With Hsin-Chia Cheng and Bogdan Dobrescu, he introduced the concept of universal extra dimensions, in which all Standard Model fields propagate in compact extra dimensions, leading to a distinctive spectrum of Kaluza–Klein excitations and a natural dark matter candidate.

=== Lattice strong dynamics ===
Appelquist is a founding member of the Lattice Strong Dynamics (LSD) Collaboration, which uses lattice gauge theory simulations to study strongly coupled gauge theories relevant to electroweak symmetry breaking and composite dark matter. His recent work has focused on effective field theories with approximate conformal symmetry and an associated dilaton, motivated by lattice studies of near-conformal gauge theories.

== Honors and service ==
He is a Fellow of the American Physical Society (elected 1984), a Fellow of the American Academy of Arts and Sciences (elected 1993), and the recipient of a Senior U.S. Scientist Award from the Alexander von Humboldt Foundation.

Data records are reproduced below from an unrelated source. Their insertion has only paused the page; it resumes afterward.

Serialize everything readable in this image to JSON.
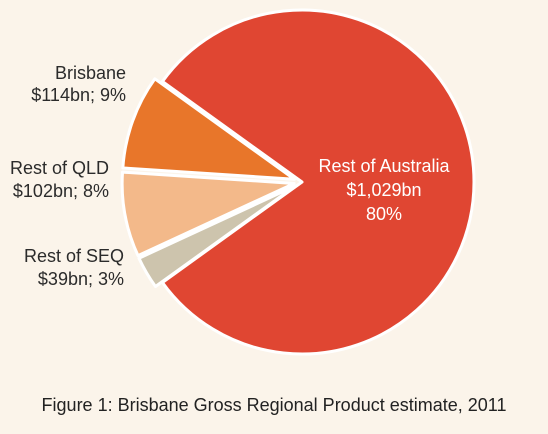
{
  "chart_data": {
    "type": "pie",
    "title": "Figure 1: Brisbane Gross Regional Product estimate, 2011",
    "slices": [
      {
        "name": "Rest of Australia",
        "value": 1029,
        "value_label": "$1,029bn",
        "percent_label": "80%",
        "color": "#e04632",
        "exploded": false
      },
      {
        "name": "Brisbane",
        "value": 114,
        "value_label": "$114bn; 9%",
        "color": "#e8762a",
        "exploded": true
      },
      {
        "name": "Rest of QLD",
        "value": 102,
        "value_label": "$102bn; 8%",
        "color": "#f3b98a",
        "exploded": true
      },
      {
        "name": "Rest of SEQ",
        "value": 39,
        "value_label": "$39bn; 3%",
        "color": "#cdc4ad",
        "exploded": true
      }
    ]
  },
  "colors": {
    "background": "#fbf4ea",
    "slice_border": "#ffffff"
  }
}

In 1997, he was awarded the J. J. Sakurai Prize for Theoretical Particle Physics of the American Physical Society for his work on charmonium and the decoupling of heavy particles.

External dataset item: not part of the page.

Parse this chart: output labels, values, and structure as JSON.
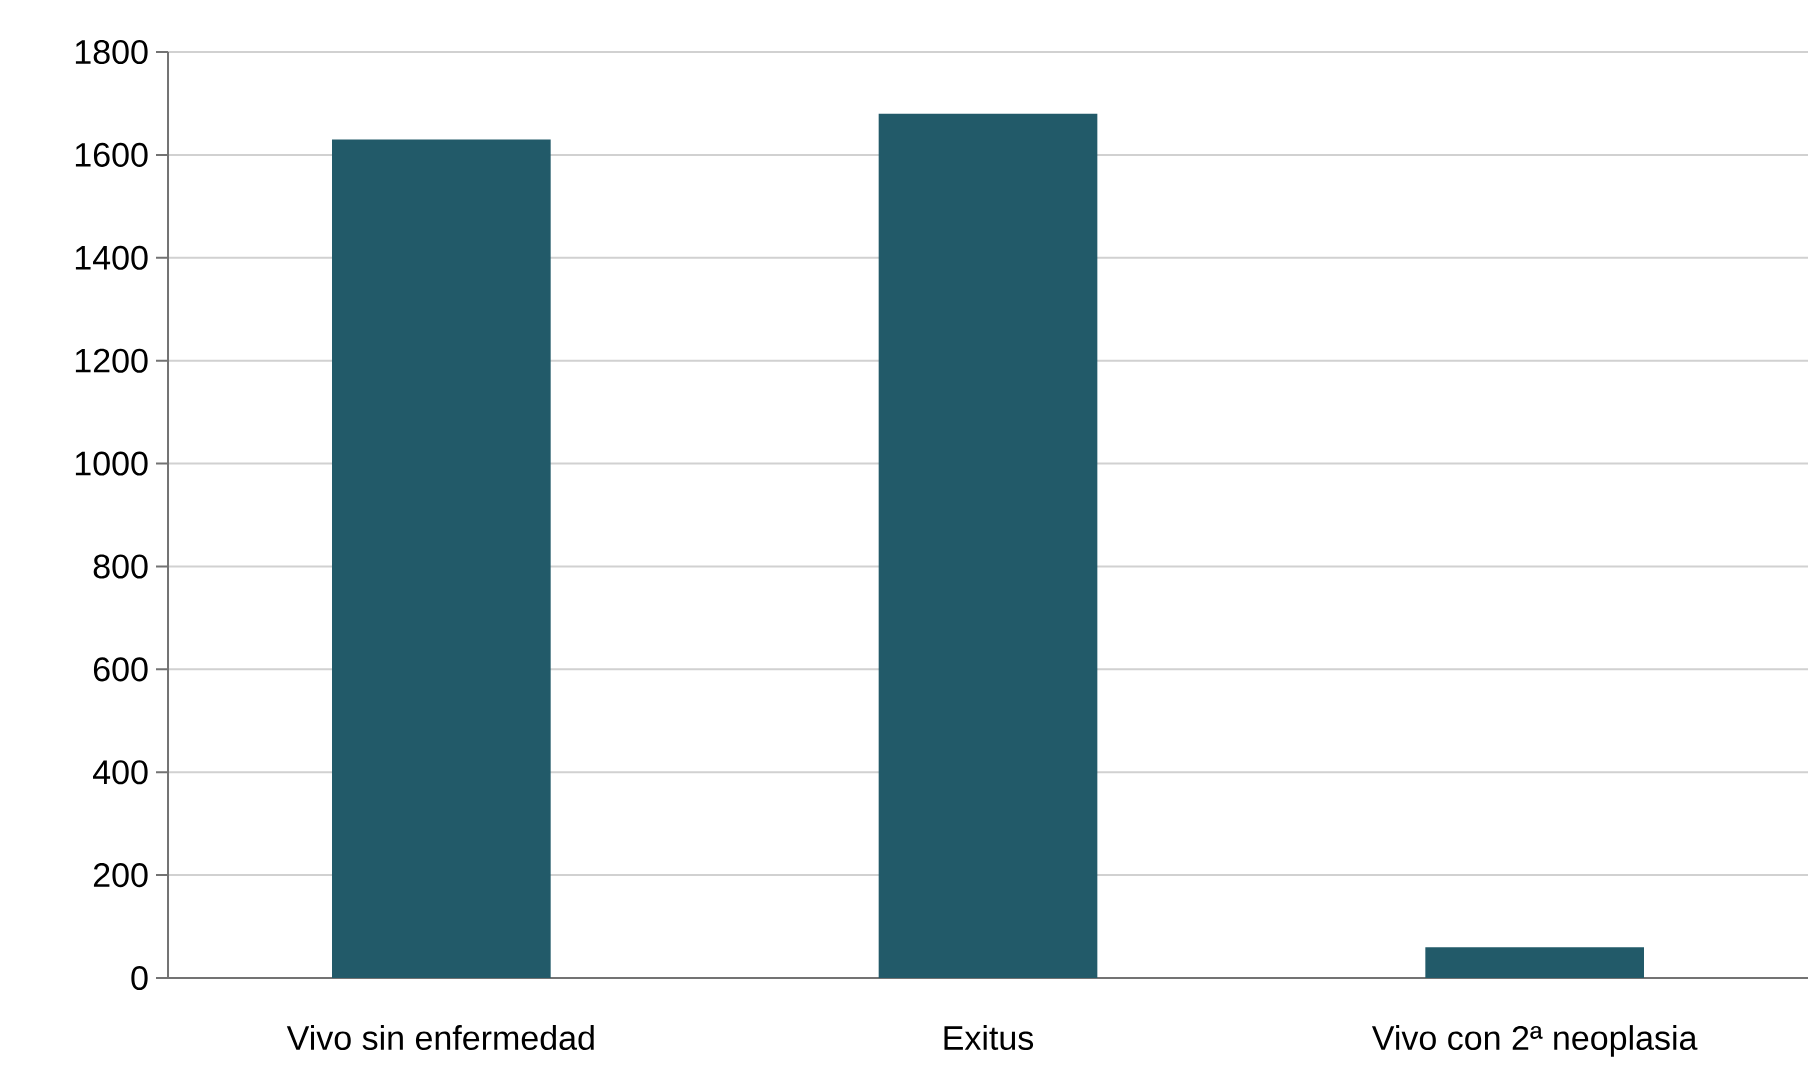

He served as President (1993–1996) and Chair of the Board (2001–2006) of the Aspen Center for Physics. He was a member of the Scientific Policy Committee of the Superconducting Super Collider Laboratory (1989–1993) and chaired the Science Council of Jefferson National Laboratory (2007–2017). He chaired the National Research Council committee that produced the survey Physics in a New Era (1999–2001). He has served on advisory committees for the National Science Foundation, the Department of Energy, and the American Physical Society. At Yale, he served on the faculty/trustee Presidential Search Committee during the 1992–1993 academic year.